Sometimes it's hard, even for we neurotypicals, to know what the appropriate response should be. On one hand, I felt like laughing and saying, "Ah-duh, tell me something that I didn't know." And on the other hand one wants to burst into tears:

• of relief for having someone see the full complexity of Sweet M's issues
• of rage for having been dragged along with partial views for so long
• of grief for the time we may have lost in not having an adequate Dx and getting Sweet M all the supports and assistance that she needs

We've slipped right over the boundaries of autism's edges, into a new-old, familiar-unfamiliar terrain with our new Dx, our new visa. And yet everything is still the same: Sweet M is still delightful, dazzling, and sometimes difficult.

I feel as though there ought to be a road sign: Welcome to Autism. You are now leaving Diagnostic Ambiguity.

Saturday, November 04, 2006

Discipline

One of the things that alarmed me when I went to parent-teacher night at Sweet M's school was that they've instituted something called "responsibility room."

If a child doesn't finish his or her homework — or if, in the estimation of the teacher, hasn't done his or her best work — then they go to responsibility room instead of going to recess.

These kids are 8-year-olds. With learning disabilities. With sensory processing issues. Many with multiple psychotropic medications.

Responsibility room?

I can understand having a study hall or homework make-up room — though I'd question even that for 8-year-old LD kids. I can understand having a breakroom or a "crash room" if you don't feel like going to recess. But responsibility room?

Onto the fact that someone is having some sort of troubles getting their work done, the school is loading a whole load of assumptions — and guilt — about individual agency, about individual self-control. Contrary to popular delusions, humans actually don't have a lot of self-control. We are creatures of habit and creatures of instinct, and exercising self-control is something that is far more difficult than any of us are willing to say. But we are a culture that has large-scale fantasies about individuality and self-control and self-making.

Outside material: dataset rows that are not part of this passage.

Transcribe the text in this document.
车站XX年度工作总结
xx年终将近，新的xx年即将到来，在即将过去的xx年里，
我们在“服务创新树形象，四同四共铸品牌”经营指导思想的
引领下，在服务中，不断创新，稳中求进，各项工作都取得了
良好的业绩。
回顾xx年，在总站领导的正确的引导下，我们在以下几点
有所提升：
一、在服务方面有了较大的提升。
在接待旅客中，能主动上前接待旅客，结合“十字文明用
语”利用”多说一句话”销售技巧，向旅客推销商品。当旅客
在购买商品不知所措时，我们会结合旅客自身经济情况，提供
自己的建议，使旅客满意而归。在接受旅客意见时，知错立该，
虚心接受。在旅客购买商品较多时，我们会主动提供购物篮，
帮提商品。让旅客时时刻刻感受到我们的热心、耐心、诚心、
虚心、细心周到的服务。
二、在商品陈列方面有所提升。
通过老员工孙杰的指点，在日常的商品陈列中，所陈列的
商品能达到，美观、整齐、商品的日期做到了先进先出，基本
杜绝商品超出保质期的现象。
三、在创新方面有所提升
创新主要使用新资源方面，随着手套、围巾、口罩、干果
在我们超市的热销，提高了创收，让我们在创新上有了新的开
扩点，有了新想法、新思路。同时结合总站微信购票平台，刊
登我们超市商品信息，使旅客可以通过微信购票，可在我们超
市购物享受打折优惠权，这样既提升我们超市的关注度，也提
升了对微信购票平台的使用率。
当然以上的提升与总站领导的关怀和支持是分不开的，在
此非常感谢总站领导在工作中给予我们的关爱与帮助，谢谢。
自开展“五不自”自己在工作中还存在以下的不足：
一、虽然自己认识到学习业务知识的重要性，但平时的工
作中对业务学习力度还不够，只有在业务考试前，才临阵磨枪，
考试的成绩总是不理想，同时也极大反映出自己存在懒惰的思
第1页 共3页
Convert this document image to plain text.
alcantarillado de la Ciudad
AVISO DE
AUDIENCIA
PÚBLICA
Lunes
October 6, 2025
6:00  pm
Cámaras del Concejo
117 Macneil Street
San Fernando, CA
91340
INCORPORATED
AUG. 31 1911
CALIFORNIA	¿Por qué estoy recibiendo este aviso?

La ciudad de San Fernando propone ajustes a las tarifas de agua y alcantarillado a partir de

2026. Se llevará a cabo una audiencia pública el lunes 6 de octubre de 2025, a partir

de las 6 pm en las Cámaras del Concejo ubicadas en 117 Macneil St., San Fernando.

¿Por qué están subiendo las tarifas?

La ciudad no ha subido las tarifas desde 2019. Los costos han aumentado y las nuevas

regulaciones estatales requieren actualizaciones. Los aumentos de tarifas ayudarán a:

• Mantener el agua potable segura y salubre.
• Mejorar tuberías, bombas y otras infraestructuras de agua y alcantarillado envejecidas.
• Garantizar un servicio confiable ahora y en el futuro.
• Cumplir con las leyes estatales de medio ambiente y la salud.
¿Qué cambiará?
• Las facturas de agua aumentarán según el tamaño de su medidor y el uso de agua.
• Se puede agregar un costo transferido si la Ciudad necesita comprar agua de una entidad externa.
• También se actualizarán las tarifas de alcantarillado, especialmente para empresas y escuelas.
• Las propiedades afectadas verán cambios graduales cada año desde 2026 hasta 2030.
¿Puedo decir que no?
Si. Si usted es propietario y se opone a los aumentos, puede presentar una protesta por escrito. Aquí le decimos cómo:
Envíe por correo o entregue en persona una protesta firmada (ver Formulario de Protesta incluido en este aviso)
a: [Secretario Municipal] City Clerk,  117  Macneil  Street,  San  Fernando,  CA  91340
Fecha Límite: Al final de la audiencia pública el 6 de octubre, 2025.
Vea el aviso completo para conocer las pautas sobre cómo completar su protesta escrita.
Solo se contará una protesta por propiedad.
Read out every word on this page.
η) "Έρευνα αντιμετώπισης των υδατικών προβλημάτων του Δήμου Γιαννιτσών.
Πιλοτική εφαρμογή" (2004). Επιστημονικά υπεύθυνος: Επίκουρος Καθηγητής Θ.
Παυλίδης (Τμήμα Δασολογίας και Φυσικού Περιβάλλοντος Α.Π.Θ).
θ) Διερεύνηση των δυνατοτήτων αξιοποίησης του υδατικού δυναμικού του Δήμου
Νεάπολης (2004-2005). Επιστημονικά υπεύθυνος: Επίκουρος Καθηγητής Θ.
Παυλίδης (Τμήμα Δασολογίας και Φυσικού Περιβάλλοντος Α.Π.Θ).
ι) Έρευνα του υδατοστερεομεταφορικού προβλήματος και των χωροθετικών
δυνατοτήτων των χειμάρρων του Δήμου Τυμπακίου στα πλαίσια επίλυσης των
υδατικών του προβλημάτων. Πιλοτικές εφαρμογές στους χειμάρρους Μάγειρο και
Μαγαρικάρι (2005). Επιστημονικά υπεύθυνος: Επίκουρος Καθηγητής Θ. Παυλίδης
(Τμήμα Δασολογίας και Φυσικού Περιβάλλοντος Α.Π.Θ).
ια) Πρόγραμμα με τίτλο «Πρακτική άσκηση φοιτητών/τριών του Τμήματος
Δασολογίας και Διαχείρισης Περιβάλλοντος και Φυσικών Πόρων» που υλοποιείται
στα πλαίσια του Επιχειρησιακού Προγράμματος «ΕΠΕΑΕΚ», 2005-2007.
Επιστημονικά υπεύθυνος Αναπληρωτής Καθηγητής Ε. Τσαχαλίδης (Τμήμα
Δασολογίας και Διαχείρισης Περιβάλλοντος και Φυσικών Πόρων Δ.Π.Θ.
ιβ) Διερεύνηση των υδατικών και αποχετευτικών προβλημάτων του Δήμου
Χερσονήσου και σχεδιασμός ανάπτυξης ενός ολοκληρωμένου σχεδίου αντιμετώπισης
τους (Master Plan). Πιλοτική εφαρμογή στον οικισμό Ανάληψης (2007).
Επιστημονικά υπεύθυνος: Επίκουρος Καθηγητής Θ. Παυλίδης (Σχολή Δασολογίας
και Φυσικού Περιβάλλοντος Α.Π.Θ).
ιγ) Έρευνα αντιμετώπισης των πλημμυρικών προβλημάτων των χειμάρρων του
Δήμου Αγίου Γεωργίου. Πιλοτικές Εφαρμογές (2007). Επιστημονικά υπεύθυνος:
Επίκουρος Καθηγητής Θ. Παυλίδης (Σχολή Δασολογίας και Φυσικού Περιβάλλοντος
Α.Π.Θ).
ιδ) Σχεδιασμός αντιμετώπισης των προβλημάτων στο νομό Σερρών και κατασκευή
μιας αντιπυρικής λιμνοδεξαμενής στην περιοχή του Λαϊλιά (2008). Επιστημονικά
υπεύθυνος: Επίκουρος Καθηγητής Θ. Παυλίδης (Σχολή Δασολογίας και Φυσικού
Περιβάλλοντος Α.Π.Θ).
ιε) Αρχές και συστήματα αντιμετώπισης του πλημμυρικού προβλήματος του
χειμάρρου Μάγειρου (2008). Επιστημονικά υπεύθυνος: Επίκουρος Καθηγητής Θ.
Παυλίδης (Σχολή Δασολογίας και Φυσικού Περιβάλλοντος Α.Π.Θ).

And Sweet M's school has bought into that idea big-time.

When I expressed my concern about responsibility room, I was told that our kids need some sort of discipline.

Fair enough. But if you're like me you've probably noticed that the word "discipline" comes from "disciple." The root of any sort of discipline worth engaging is a relationship, a loving, engaged, affective and sometime passionate relationship.

But something happens when the relationship is not a loving relationship, but a relationship of bureaucracy to individual, or institution to individual. Then discipline is anything but loving. Instead it is punitive.

If I'd felt that Sweet M's teachers had a loving and engaged relationship with her I might have been less alarmed about this construct, but seeing what I've seen so far, responsibility room looks like the first lesson in Kafka's Metamorphosis, the first lesson in acquiescing to institutional power.